Emily's love interest is named Chris Kringle (Brad Harder), and I genuinely wasn't sure for a while whether he was supposed to be the MMC or the sassy gay friend. Harder is gay in real life (as are a number of Hallmark heroes), but he's probably a good enough actor to modulate his affect in a way that can skew more straight. I have to assume that this is part of the joke. These movies aren't interested in portraying men as they are; they are interested in portraying men as women wish they would be. As a person who is lucky enough to have a gay best friend, I would totally marry him. We like all the same shows! There's also a lesbian romance that is introduced very casually, which I enjoyed. It turns out that Hallmark movie tropes also work in same-sex relationships.

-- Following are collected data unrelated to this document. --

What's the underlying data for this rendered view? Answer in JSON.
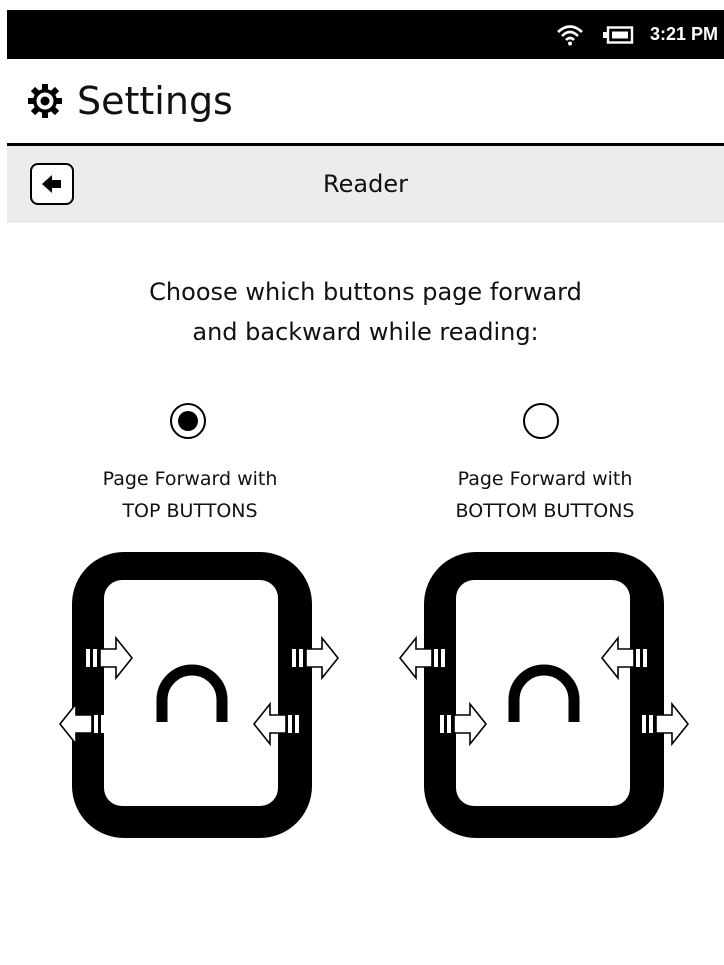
{
  "status_bar": {
    "time": "3:21 PM",
    "icons": [
      "wifi-icon",
      "battery-icon"
    ]
  },
  "header": {
    "icon": "gear-icon",
    "title": "Settings"
  },
  "subbar": {
    "back_icon": "arrow-left-icon",
    "title": "Reader"
  },
  "instruction": {
    "line1": "Choose which buttons page forward",
    "line2": "and backward while reading:"
  },
  "options": [
    {
      "line1": "Page Forward with",
      "line2": "TOP BUTTONS",
      "selected": true
    },
    {
      "line1": "Page Forward with",
      "line2": "BOTTOM BUTTONS",
      "selected": false
    }
  ]
}
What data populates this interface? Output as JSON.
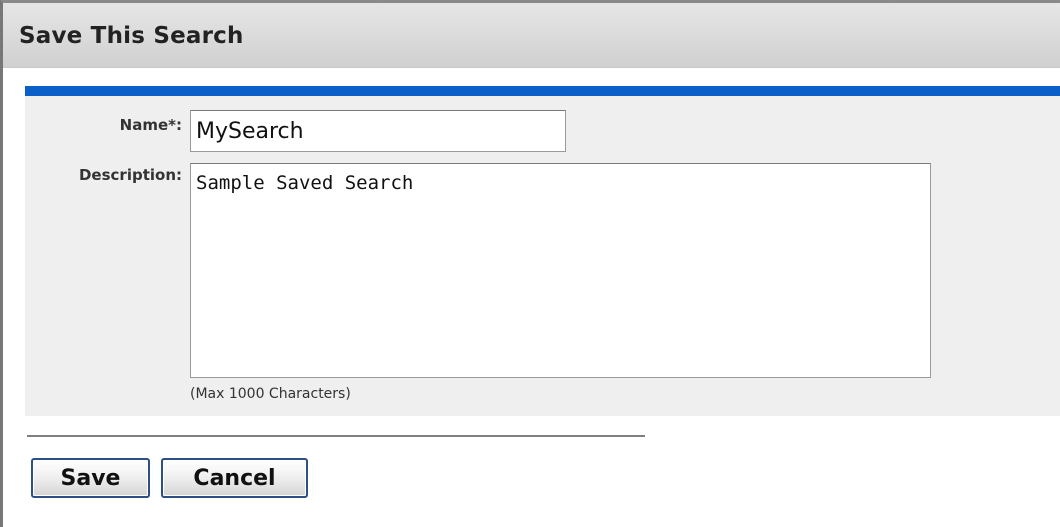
{
  "dialog": {
    "title": "Save This Search"
  },
  "form": {
    "name": {
      "label": "Name*:",
      "value": "MySearch"
    },
    "description": {
      "label": "Description:",
      "value": "Sample Saved Search",
      "hint": "(Max 1000 Characters)"
    }
  },
  "actions": {
    "save_label": "Save",
    "cancel_label": "Cancel"
  },
  "colors": {
    "accent": "#0a5fc9",
    "panel_background": "#efefef",
    "button_border": "#2e4f86"
  }
}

I also liked that Santa was portrayed as the diabolical Christmas wizard he should be. This Santa explicitly tells Emily that he's punishing her for not having enough Christmas spirit, and I like the idea that Santa is just a trickster god who spends the holiday season devising ways to enforce his rigid expectations of togetherness and joy. Just think, he could be waiting to electrocute you and give you a major head injury!

If you love these goofy holiday movies as much as I do, I suggest you add this to your rotation. There are lots of great jokes I didn't even mention, and the more you enjoy the genre the more you'll enjoy this parody.